Roberto Mancini fired

Debonair on the outside but raging inside… Roberto Mancini always knew best



From the Independent:

Yet you didn’t need to look very hard to discern that the debonair exterior belied a very different kind of Mancini whom the Manchester City staff had to try to get down to work with. A chance conversation with one of the staff in the Etihad car park one April night last year provided the first hint that the battles Mancini was choosing to wage with so many of those within the club were something more than “Roberto being Roberto.” Mancini will “always challenge you” said that individual. That was “a positive thing”, he quickly added, though it didn’t sound like it. The public antipathy Mancini was displaying towards others within the club wasn’t on, even though the suggestion that night was that a mere “5 to 10 per cent” of the manager’s game needed to be improved.

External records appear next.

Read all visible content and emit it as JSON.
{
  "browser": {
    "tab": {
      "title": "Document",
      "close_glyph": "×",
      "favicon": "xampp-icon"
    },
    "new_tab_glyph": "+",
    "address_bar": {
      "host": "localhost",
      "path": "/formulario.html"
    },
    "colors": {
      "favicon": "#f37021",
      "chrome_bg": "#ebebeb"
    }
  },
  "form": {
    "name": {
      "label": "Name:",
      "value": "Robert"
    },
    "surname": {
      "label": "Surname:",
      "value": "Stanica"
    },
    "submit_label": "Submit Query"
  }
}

All of that was before the arrival last August of Ferran Soriano as City’s chief executive; an individual who is something of a management theory anorak, has written a book on the subject and who happens to have a bit of a bee in his bonnet about executives keeping stuff behind closed doors. Soriano is the man who wouldn’t hire Jose Mourinho for Barcelona because of his barbed press conference gibes about his own club. “He generated media conflict almost permanently and it was a potential source of conflict within the club,” Soriano has said of Mourinho.

He also believes in the potential of individuals to change their management styles. At Barcelona, he encouraged his director of football Txiki Begiristain to coach the coach, Frank Rijkaard, in becoming more authoritarian. It worked for a while. But Mancini was never going to be so malleable.

Platt was an important part of the club’s attempts to create a bridge to Mancini and draw him into the fold – an enterprise over which there has been no small amount of agonising in the past few years. But it was a profoundly difficult task. The club’s executives felt they were getting somewhere with their planning, a year or so back when, during Garry Cook’s tenure as chief executive, they managed to get all of the executives key to their work in the transfer market together in one room. This little “player acquisition board meeting” felt like a breakthrough, except that Mancini refused to participate. He put his head down, stared at his feet and sulked for near an hour and a half. Platt tried to smooth things over, by all accounts, but that was the essence of Mancini.

Man City Blog Report:

“In Mancini’s case, “lame duck” seems a little harsh for such a stubborn and forceful character, but that is how he finished, damp and bedraggled, after a limp City lost an FA Cup final to Wigan that really should have been theirs for the taking. But here again, those Mancini traits of stubbornness, a powerful unwillingness to step back and be prepared to change, came to the surface. 

The arguments will rumble for months between those who saw what he has managed as below par, given the limitless resources at his disposal, and those who see what he didachieve in his time in Manchester: a true and beguiling breakthrough for a team on one of the longest trophy sabbaticals in the English top flight. That alone, and the way it was achieved with a dramatic cup semifinal win over Manchester United and a Premier League finale against QPR that only those in the upper Amazon have not yet heard about, marked him down as someone who will live on in Manchester folklore for a long time to come.

But even in these moments of triumph, came doubt. How was it possible that the title could only be won with the miracle of two goals in injury time? Surely it should have been simpler than that? How was it possible to look so underwhelming in continental combat? How could last summer render such a strange batch of hopscotch footballers, when the only way to really improve on a title-winning side is to buy the very best quality the market has to offer? There were almost as many questions as there were people crying tears of joy. 

It is clear from the club website’s slightly odd-sounding press release that the board does not see Mancini as the man to take the team higher than this. This might well have a ring of truth about it. The lethal cocktail of pride, stubbornness and a certain whiff of arrogance meant certain lessons have not been learned. Surely underestimating Everton, for example, is only something you can do once, not every time you play them. Tactical tinkering this season when the team seemed perfectly well-balanced already seemed a tad unnecessary, and appeared to have a destabilising effect. 

…With United and Chelsea starting next season with new managers, some will say City could have jumped the queue and opened up an advantage with a steady hand at the tiller. Instead, they have chosen to go down the same route of change. 

That Manuel Pellegrini might be a successful successor to Mancini is a moot point. What Monday’s theatre piece has proved is that Manchester City’s wonky DNA is still fully functional and firmly in place. For that, at least, we should be grateful, but it is proving just a little hard right now.”

Monaco line up Roberto Mancini swoop

His fellow Italian Claudio Ranieri has guided Monaco back to the top flight of French football this season, but the owners of the Principality club believe Mancini is the man to take them forward.

Mancini’s anger at his imminent dismissal at City will be tempered by a multi-million-pound pay-off – because he had four years left on a five-season contract worth about £37million.

… Assistant manager Kidd is ready to step in to manage the team at Reading, where a point will ensure they finish runners-up behind Manchester United.

Dressing-room unrest at Mancini’s clumsy man-management is understood to be a key factor behind his demise.

His public criticism of skipper Vincent Kompany, goalkeeper Joe Hart, Samir Nasri and Micah Richards has turned most of the players against him.